Como Paris é dividida e por que isso importa

  • Paris se organiza em 20 arrondissements, que formam uma espécie de espiral no sentido horário a partir do centro. Ver esse desenho ajuda a entender por que a diária sobe quando você se aproxima dos arrondissements 1 a 7.
  • Rive Droite e Rive Gauche são as margens do Sena. A margem direita concentra o 1, 2, 3, 4, 8, 9, 10, 11. A margem esquerda traz o 5, 6, 7, 13, 14, 15. Essa divisão explica estilos diferentes de rua, comércio e vida noturna.
  • O metrô passa em praticamente todo lugar, com estações a poucos quarteirões entre si. Por isso, estar a 300 metros de uma estação costuma valer mais do que estar exatamente em frente a um ponto turístico.

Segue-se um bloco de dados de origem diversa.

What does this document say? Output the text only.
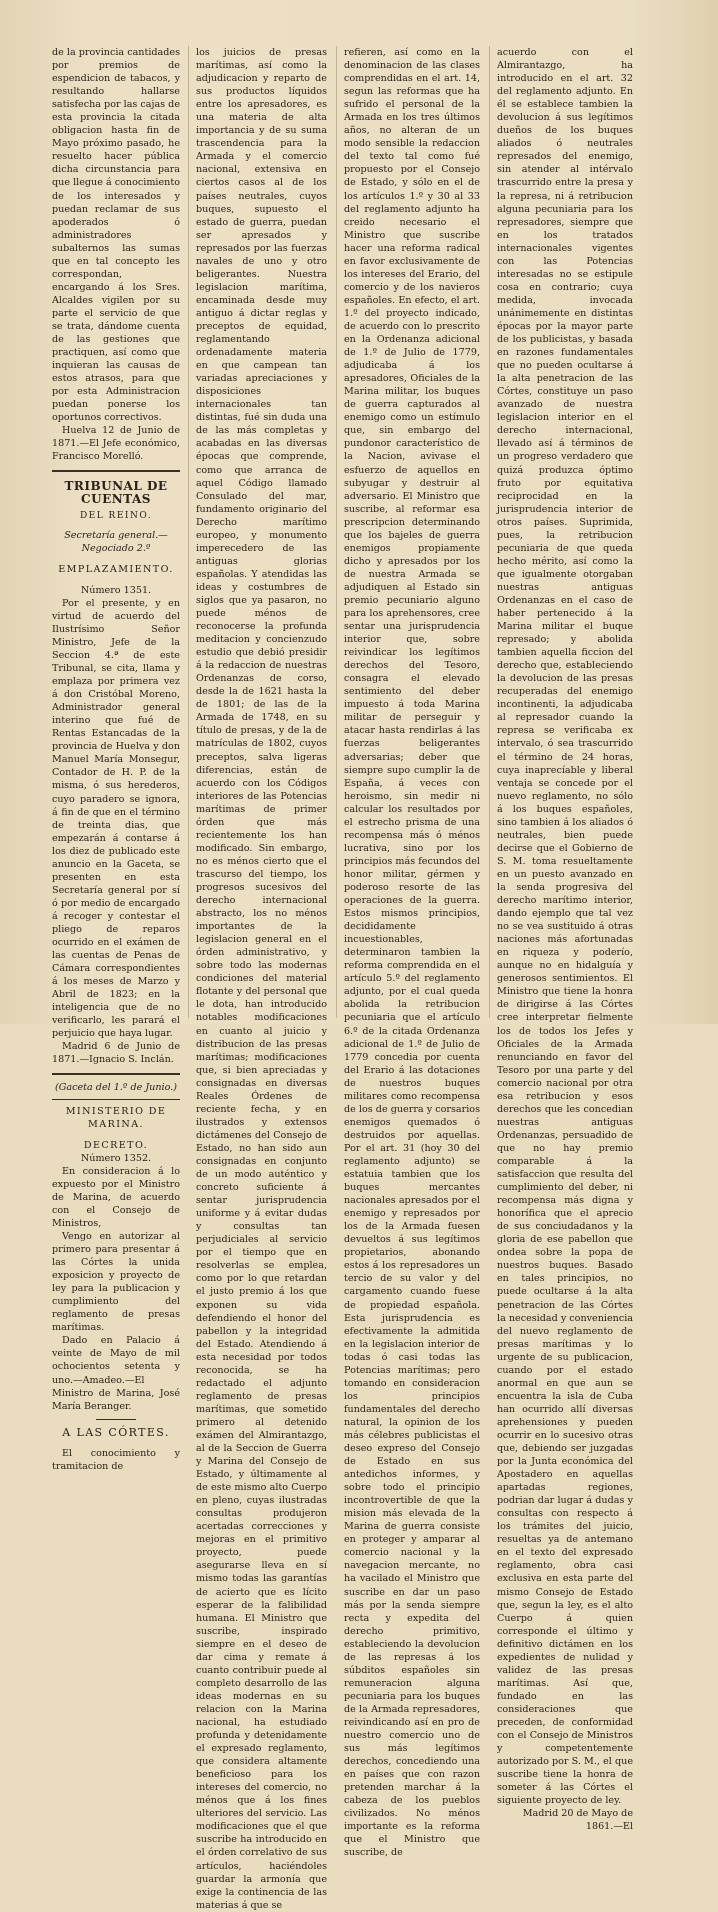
de la provincia cantidades por premios de espendicion de tabacos, y resultando hallarse satisfecha por las cajas de esta provincia la citada obligacion hasta fin de Mayo próximo pasado, he resuelto hacer pública dicha circunstancia para que llegue á conocimiento de los interesados y puedan reclamar de sus apoderados ó administradores subalternos las sumas que en tal concepto les correspondan, encargando á los Sres. Alcaldes vigilen por su parte el servicio de que se trata, dándome cuenta de las gestiones que practiquen, así como que inquieran las causas de estos atrasos, para que por esta Administracion puedan ponerse los oportunos correctivos.

Huelva 12 de Junio de 1871.—El Jefe económico, Francisco Morelló.

TRIBUNAL DE CUENTAS
DEL REINO.

Secretaría general.—Negociado 2.º

EMPLAZAMIENTO.

Número 1351.

Por el presente, y en virtud de acuerdo del Ilustrísimo Señor Ministro, Jefe de la Seccion 4.ª de este Tribunal, se cita, llama y emplaza por primera vez á don Cristóbal Moreno, Administrador general interino que fué de Rentas Estancadas de la provincia de Huelva y don Manuel María Monsegur, Contador de H. P. de la misma, ó sus herederos, cuyo paradero se ignora, á fin de que en el término de treinta dias, que empezarán á contarse á los diez de publicado este anuncio en la Gaceta, se presenten en esta Secretaría general por sí ó por medio de encargado á recoger y contestar el pliego de reparos ocurrido en el exámen de las cuentas de Penas de Cámara correspondientes á los meses de Marzo y Abril de 1823; en la inteligencia que de no verificarlo, les parará el perjuicio que haya lugar.

Madrid 6 de Junio de 1871.—Ignacio S. Inclán.

(Gaceta del 1.º de Junio.)

MINISTERIO DE MARINA.

DECRETO.

Número 1352.

En consideracion á lo expuesto por el Ministro de Marina, de acuerdo con el Consejo de Ministros,

Vengo en autorizar al primero para presentar á las Córtes la unida exposicion y proyecto de ley para la publicacion y cumplimiento del reglamento de presas marítimas.

Dado en Palacio á veinte de Mayo de mil ochocientos setenta y uno.—Amadeo.—El Ministro de Marina, José María Beranger.

A LAS CÓRTES.

El conocimiento y tramitacion de

los juicios de presas marítimas, así como la adjudicacion y reparto de sus productos líquidos entre los apresadores, es una materia de alta importancia y de su suma trascendencia para la Armada y el comercio nacional, extensiva en ciertos casos al de los países neutrales, cuyos buques, supuesto el estado de guerra, puedan ser apresados y represados por las fuerzas navales de uno y otro beligerantes. Nuestra legislacion marítima, encaminada desde muy antiguo á dictar reglas y preceptos de equidad, reglamentando ordenadamente materia en que campean tan variadas apreciaciones y disposiciones internacionales tan distintas, fué sin duda una de las más completas y acabadas en las diversas épocas que comprende, como que arranca de aquel Código llamado Consulado del mar, fundamento originario del Derecho marítimo europeo, y monumento imperecedero de las antiguas glorias españolas. Y atendidas las ideas y costumbres de siglos que ya pasaron, no puede ménos de reconocerse la profunda meditacion y concienzudo estudio que debió presidir á la redaccion de nuestras Ordenanzas de corso, desde la de 1621 hasta la de 1801; de las de la Armada de 1748, en su título de presas, y de la de matrículas de 1802, cuyos preceptos, salva ligeras diferencias, están de acuerdo con los Códigos interiores de las Potencias marítimas de primer órden que más recientemente los han modificado. Sin embargo, no es ménos cierto que el trascurso del tiempo, los progresos sucesivos del derecho internacional abstracto, los no ménos importantes de la legislacion general en el órden administrativo, y sobre todo las modernas condiciones del material flotante y del personal que le dota, han introducido notables modificaciones en cuanto al juicio y distribucion de las presas marítimas; modificaciones que, si bien apreciadas y consignadas en diversas Reales Órdenes de reciente fecha, y en ilustrados y extensos dictámenes del Consejo de Estado, no han sido aun consignadas en conjunto de un modo auténtico y concreto suficiente á sentar jurisprudencia uniforme y á evitar dudas y consultas tan perjudiciales al servicio por el tiempo que en resolverlas se emplea, como por lo que retardan el justo premio á los que exponen su vida defendiendo el honor del pabellon y la integridad del Estado. Atendiendo á esta necesidad por todos reconocida, se ha redactado el adjunto reglamento de presas marítimas, que sometido primero al detenido exámen del Almirantazgo, al de la Seccion de Guerra y Marina del Consejo de Estado, y últimamente al de este mismo alto Cuerpo en pleno, cuyas ilustradas consultas produjeron acertadas correcciones y mejoras en el primitivo proyecto, puede asegurarse lleva en sí mismo todas las garantías de acierto que es lícito esperar de la falibilidad humana. El Ministro que suscribe, inspirado siempre en el deseo de dar cima y remate á cuanto contribuir puede al completo desarrollo de las ideas modernas en su relacion con la Marina nacional, ha estudiado profunda y detenidamente el expresado reglamento, que considera altamente beneficioso para los intereses del comercio, no ménos que á los fines ulteriores del servicio. Las modificaciones que el que suscribe ha introducido en el órden correlativo de sus artículos, haciéndoles guardar la armonía que exige la continencia de las materias á que se

refieren, así como en la denominacion de las clases comprendidas en el art. 14, segun las reformas que ha sufrido el personal de la Armada en los tres últimos años, no alteran de un modo sensible la redaccion del texto tal como fué propuesto por el Consejo de Estado, y sólo en el de los artículos 1.º y 30 al 33 del reglamento adjunto ha creido necesario el Ministro que suscribe hacer una reforma radical en favor exclusivamente de los intereses del Erario, del comercio y de los navieros españoles. En efecto, el art. 1.º del proyecto indicado, de acuerdo con lo prescrito en la Ordenanza adicional de 1.º de Julio de 1779, adjudicaba á los apresadores, Oficiales de la Marina militar, los buques de guerra capturados al enemigo como un estímulo que, sin embargo del pundonor característico de la Nacion, avivase el esfuerzo de aquellos en subyugar y destruir al adversario. El Ministro que suscribe, al reformar esa prescripcion determinando que los bajeles de guerra enemigos propiamente dicho y apresados por los de nuestra Armada se adjudiquen al Estado sin premio pecuniario alguno para los aprehensores, cree sentar una jurisprudencia interior que, sobre reivindicar los legítimos derechos del Tesoro, consagra el elevado sentimiento del deber impuesto á toda Marina militar de perseguir y atacar hasta rendirlas á las fuerzas beligerantes adversarias; deber que siempre supo cumplir la de España, á veces con heroismo, sin medir ni calcular los resultados por el estrecho prisma de una recompensa más ó ménos lucrativa, sino por los principios más fecundos del honor militar, gérmen y poderoso resorte de las operaciones de la guerra. Estos mismos principios, decididamente incuestionables, determinaron tambien la reforma comprendida en el artículo 5.º del reglamento adjunto, por el cual queda abolida la retribucion pecuniaria que el artículo 6.º de la citada Ordenanza adicional de 1.º de Julio de 1779 concedia por cuenta del Erario á las dotaciones de nuestros buques militares como recompensa de los de guerra y corsarios enemigos quemados ó destruidos por aquellas. Por el art. 31 (hoy 30 del reglamento adjunto) se estatuia tambien que los buques mercantes nacionales apresados por el enemigo y represados por los de la Armada fuesen devueltos á sus legítimos propietarios, abonando estos á los represadores un tercio de su valor y del cargamento cuando fuese de propiedad española. Esta jurisprudencia es efectivamente la admitida en la legislacion interior de todas ó casi todas las Potencias marítimas; pero tomando en consideracion los principios fundamentales del derecho natural, la opinion de los más célebres publicistas el deseo expreso del Consejo de Estado en sus antedichos informes, y sobre todo el principio incontrovertible de que la mision más elevada de la Marina de guerra consiste en proteger y amparar al comercio nacional y la navegacion mercante, no ha vacilado el Ministro que suscribe en dar un paso más por la senda siempre recta y expedita del derecho primitivo, estableciendo la devolucion de las represas á los súbditos españoles sin remuneracion alguna pecuniaria para los buques de la Armada represadores, reivindicando así en pro de nuestro comercio uno de sus más legítimos derechos, concediendo una en países que con razon pretenden marchar á la cabeza de los pueblos civilizados. No ménos importante es la reforma que el Ministro que suscribe, de

acuerdo con el Almirantazgo, ha introducido en el art. 32 del reglamento adjunto. En él se establece tambien la devolucion á sus legítimos dueños de los buques aliados ó neutrales represados del enemigo, sin atender al intérvalo trascurrido entre la presa y la represa, ni á retribucion alguna pecuniaria para los represadores, siempre que en los tratados internacionales vigentes con las Potencias interesadas no se estipule cosa en contrario; cuya medida, invocada unánimemente en distintas épocas por la mayor parte de los publicistas, y basada en razones fundamentales que no pueden ocultarse á la alta penetracion de las Córtes, constituye un paso avanzado de nuestra legislacion interior en el derecho internacional, llevado así á términos de un progreso verdadero que quizá produzca óptimo fruto por equitativa reciprocidad en la jurisprudencia interior de otros países. Suprimida, pues, la retribucion pecuniaria de que queda hecho mérito, así como la que igualmente otorgaban nuestras antiguas Ordenanzas en el caso de haber pertenecido á la Marina militar el buque represado; y abolida tambien aquella ficcion del derecho que, estableciendo la devolucion de las presas recuperadas del enemigo incontinenti, la adjudicaba al represador cuando la represa se verificaba ex intervalo, ó sea trascurrido el término de 24 horas, cuya inaprecíable y liberal ventaja se concede por el nuevo reglamento, no sólo á los buques españoles, sino tambien á los aliados ó neutrales, bien puede decirse que el Gobierno de S. M. toma resueltamente en un puesto avanzado en la senda progresiva del derecho marítimo interior, dando ejemplo que tal vez no se vea sustituido á otras naciones más afortunadas en riqueza y poderío, aunque no en hidalguía y generosos sentimientos. El Ministro que tiene la honra de dirigirse á las Córtes cree interpretar fielmente los de todos los Jefes y Oficiales de la Armada renunciando en favor del Tesoro por una parte y del comercio nacional por otra esa retribucion y esos derechos que les concedian nuestras antiguas Ordenanzas, persuadido de que no hay premio comparable á la satisfaccion que resulta del cumplimiento del deber, ni recompensa más digna y honorífica que el aprecio de sus conciudadanos y la gloria de ese pabellon que ondea sobre la popa de nuestros buques. Basado en tales principios, no puede ocultarse á la alta penetracion de las Córtes la necesidad y conveniencia del nuevo reglamento de presas marítimas y lo urgente de su publicacion, cuando por el estado anormal en que aun se encuentra la isla de Cuba han ocurrido allí diversas aprehensiones y pueden ocurrir en lo sucesivo otras que, debiendo ser juzgadas por la Junta económica del Apostadero en aquellas apartadas regiones, podrian dar lugar á dudas y consultas con respecto á los trámites del juicio, resueltas ya de antemano en el texto del expresado reglamento, obra casi exclusiva en esta parte del mismo Consejo de Estado que, segun la ley, es el alto Cuerpo á quien corresponde el último y definitivo dictámen en los expedientes de nulidad y validez de las presas marítimas. Así que, fundado en las consideraciones que preceden, de conformidad con el Consejo de Ministros y competentemente autorizado por S. M., el que suscribe tiene la honra de someter á las Córtes el siguiente proyecto de ley.

Madrid 20 de Mayo de 1861.—El
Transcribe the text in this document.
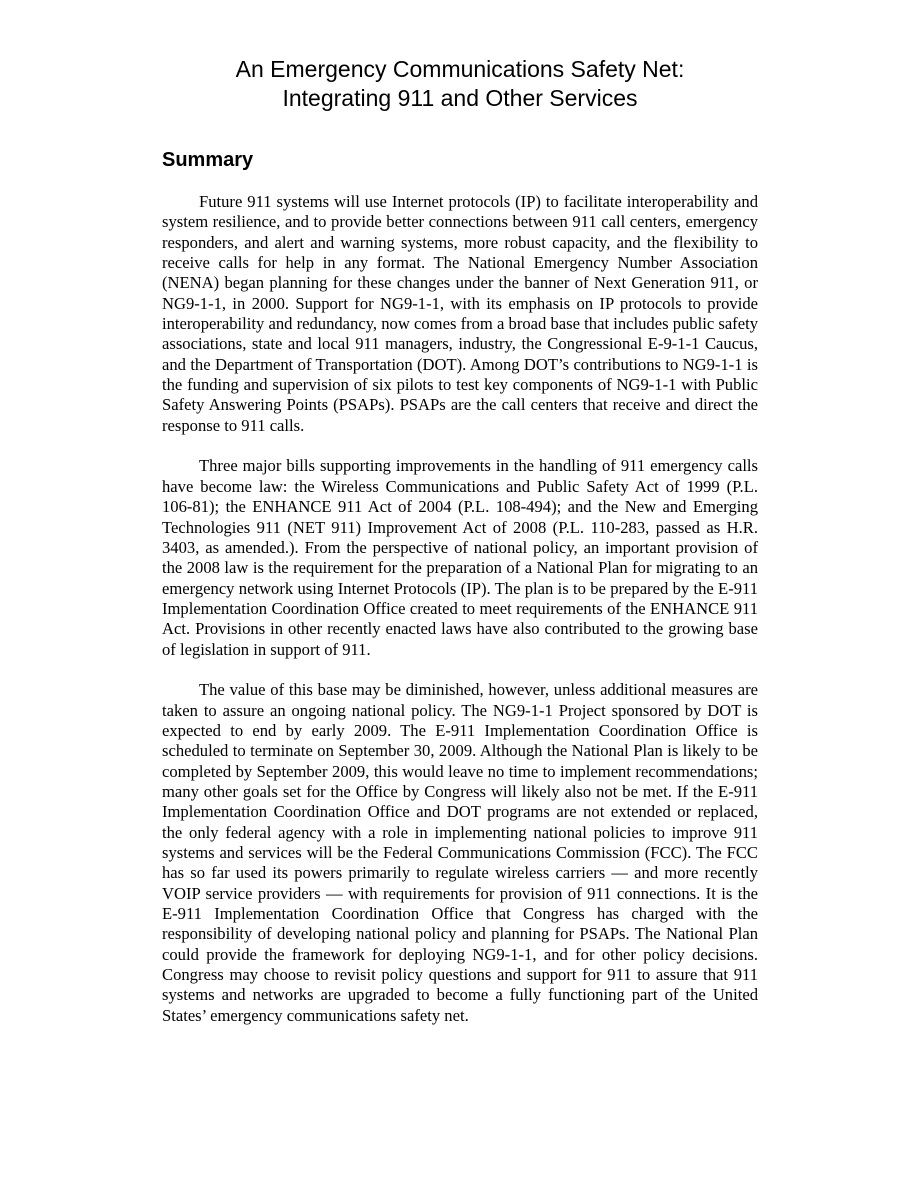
An Emergency Communications Safety Net:
Integrating 911 and Other Services
Summary

Future 911 systems will use Internet protocols (IP) to facilitate interoperability and system resilience, and to provide better connections between 911 call centers, emergency responders, and alert and warning systems, more robust capacity, and the flexibility to receive calls for help in any format. The National Emergency Number Association (NENA) began planning for these changes under the banner of Next Generation 911, or NG9-1-1, in 2000. Support for NG9-1-1, with its emphasis on IP protocols to provide interoperability and redundancy, now comes from a broad base that includes public safety associations, state and local 911 managers, industry, the Congressional E-9-1-1 Caucus, and the Department of Transportation (DOT). Among DOT’s contributions to NG9-1-1 is the funding and supervision of six pilots to test key components of NG9-1-1 with Public Safety Answering Points (PSAPs). PSAPs are the call centers that receive and direct the response to 911 calls.

Three major bills supporting improvements in the handling of 911 emergency calls have become law: the Wireless Communications and Public Safety Act of 1999 (P.L. 106-81); the ENHANCE 911 Act of 2004 (P.L. 108-494); and the New and Emerging Technologies 911 (NET 911) Improvement Act of 2008 (P.L. 110-283, passed as H.R. 3403, as amended.). From the perspective of national policy, an important provision of the 2008 law is the requirement for the preparation of a National Plan for migrating to an emergency network using Internet Protocols (IP). The plan is to be prepared by the E-911 Implementation Coordination Office created to meet requirements of the ENHANCE 911 Act. Provisions in other recently enacted laws have also contributed to the growing base of legislation in support of 911.

The value of this base may be diminished, however, unless additional measures are taken to assure an ongoing national policy. The NG9-1-1 Project sponsored by DOT is expected to end by early 2009. The E-911 Implementation Coordination Office is scheduled to terminate on September 30, 2009. Although the National Plan is likely to be completed by September 2009, this would leave no time to implement recommendations; many other goals set for the Office by Congress will likely also not be met. If the E-911 Implementation Coordination Office and DOT programs are not extended or replaced, the only federal agency with a role in implementing national policies to improve 911 systems and services will be the Federal Communications Commission (FCC). The FCC has so far used its powers primarily to regulate wireless carriers — and more recently VOIP service providers — with requirements for provision of 911 connections. It is the E-911 Implementation Coordination Office that Congress has charged with the responsibility of developing national policy and planning for PSAPs. The National Plan could provide the framework for deploying NG9-1-1, and for other policy decisions. Congress may choose to revisit policy questions and support for 911 to assure that 911 systems and networks are upgraded to become a fully functioning part of the United States’ emergency communications safety net.
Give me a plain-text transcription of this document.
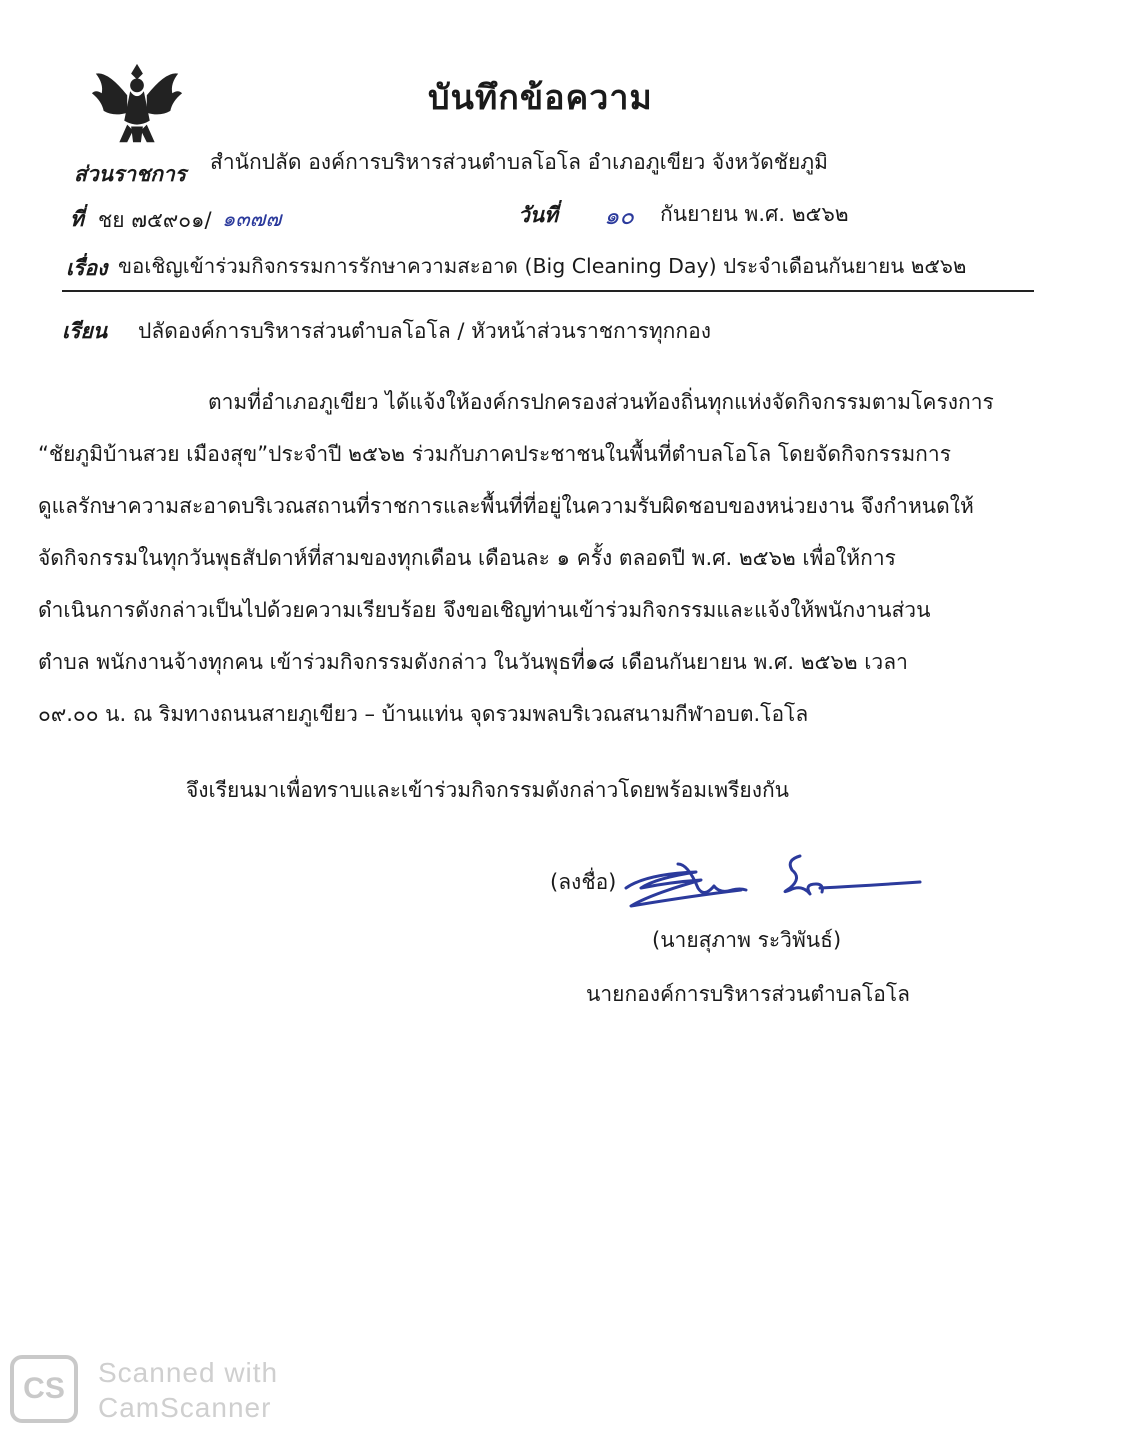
บันทึกข้อความ
ส่วนราชการ สำนักปลัด องค์การบริหารส่วนตำบลโอโล อำเภอภูเขียว จังหวัดชัยภูมิ
ที่ ชย ๗๕๙๐๑/ ๑๓๗๗	วันที่ ๑๐ กันยายน พ.ศ. ๒๕๖๒
เรื่อง ขอเชิญเข้าร่วมกิจกรรมการรักษาความสะอาด (Big Cleaning Day) ประจำเดือนกันยายน ๒๕๖๒
เรียน ปลัดองค์การบริหารส่วนตำบลโอโล / หัวหน้าส่วนราชการทุกกอง
ตามที่อำเภอภูเขียว ได้แจ้งให้องค์กรปกครองส่วนท้องถิ่นทุกแห่งจัดกิจกรรมตามโครงการ
“ชัยภูมิบ้านสวย เมืองสุข”ประจำปี ๒๕๖๒ ร่วมกับภาคประชาชนในพื้นที่ตำบลโอโล โดยจัดกิจกรรมการ
ดูแลรักษาความสะอาดบริเวณสถานที่ราชการและพื้นที่ที่อยู่ในความรับผิดชอบของหน่วยงาน จึงกำหนดให้
จัดกิจกรรมในทุกวันพุธสัปดาห์ที่สามของทุกเดือน เดือนละ ๑ ครั้ง ตลอดปี พ.ศ. ๒๕๖๒ เพื่อให้การ
ดำเนินการดังกล่าวเป็นไปด้วยความเรียบร้อย จึงขอเชิญท่านเข้าร่วมกิจกรรมและแจ้งให้พนักงานส่วน
ตำบล พนักงานจ้างทุกคน เข้าร่วมกิจกรรมดังกล่าว ในวันพุธที่๑๘ เดือนกันยายน พ.ศ. ๒๕๖๒ เวลา
๐๙.๐๐ น. ณ ริมทางถนนสายภูเขียว – บ้านแท่น จุดรวมพลบริเวณสนามกีฬาอบต.โอโล
จึงเรียนมาเพื่อทราบและเข้าร่วมกิจกรรมดังกล่าวโดยพร้อมเพรียงกัน
(ลงชื่อ)
(นายสุภาพ ระวิพันธ์)
นายกองค์การบริหารส่วนตำบลโอโล
CS	Scanned with
CamScanner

Faixas de preço por zona, de acordo com o que o mercado pratica As faixas abaixo refletem médias realistas para quarto duplo padrão, fora de feriados e grandes eventos. Em Paris, o tamanho típico fica entre 13 e 18 m². A inspiração é um compilado de listas de hotéis, tarifas públicas e o mapa-resumo que circula entre viajantes.

  • Centro histórico 1 a 4: 180 a 350 euros por noite. Por que é caro. Você está perto do Louvre, das Tuileries, da Île de la Cité, da Pont Neuf e de trechos clássicos da Margem Direita. A caminhada rende muito e a atmosfera é aquela Paris de cartão-postal. Em troca, os edifícios tendem a ser antigos, com quartos pequenos e alguns prédios ainda sem elevador. Hotéis com ar-condicionado central e isolamento acústico custam bem mais.
  • Le Marais e Saint‑Germain 3 a 7: 150 a 320 euros por noite. Aqui entram o 3 e 4, com o Marais descolado, e o 6 e 7, com o charme literário de Saint‑Germain e a vizinhança da Torre Eiffel e Invalides. O Marais mistura boutiques, boulangeries, museus como o Picasso e ruas animadas à noite. Saint‑Germain é elegante, chique, com cafés históricos. As tarifas variam muito de rua para rua. Onde há metrô linha 1, 4 ou 14, a procura dispara e os preços acompanham.
  • Bairro Latino 5: 120 a 220 euros por noite. Área estudantil, perto do Panthéon e do Jardin du Luxembourg, com livrarias, creperias e restaurantes acessíveis. Há muitos hotéis simples, alguns já modernizados, outros bastante básicos. Ruas internas podem ser barulhentas até mais tarde. A localização funciona bem para quem gosta de caminhar e quer economizar um pouco sem sair do centro.
  • Montmartre 18: 100 a 200 euros por noite. Quarteirões charmosos, escadarias, Sacré‑Coeur no alto. O efeito colateral é a topografia. Muitas subidas e descidas, e alguns hotéis ficam em ruas inclinadas. Próximo ao metrô Anvers, Abbesses e Lamarck‑Caulaincourt, a vida é prática. Já próximo a Pigalle e Boulevard de Clichy, o entorno é mais noturno e pode não agradar a todos. As diárias costumam ser mais camaradas que no miolo central, mas variam muito com a estação do ano.
  • Bairros periféricos dentro de Paris 12, 13, 14, 15, 16, 17, 19, 20: 80 a 150 euros por noite. São arrondissements residenciais ou de negócios. Alguns têm parques deliciosos e ruas tranquilas. As melhores escolhas ficam perto de linhas rápidas do metrô, como 1, 4, 9 e 14. Preços mais baixos não significam necessariamente distância em tempo de deslocamento. Um hotel bem posicionado na linha 14, por exemplo, pode colocar você no centro em poucos minutos.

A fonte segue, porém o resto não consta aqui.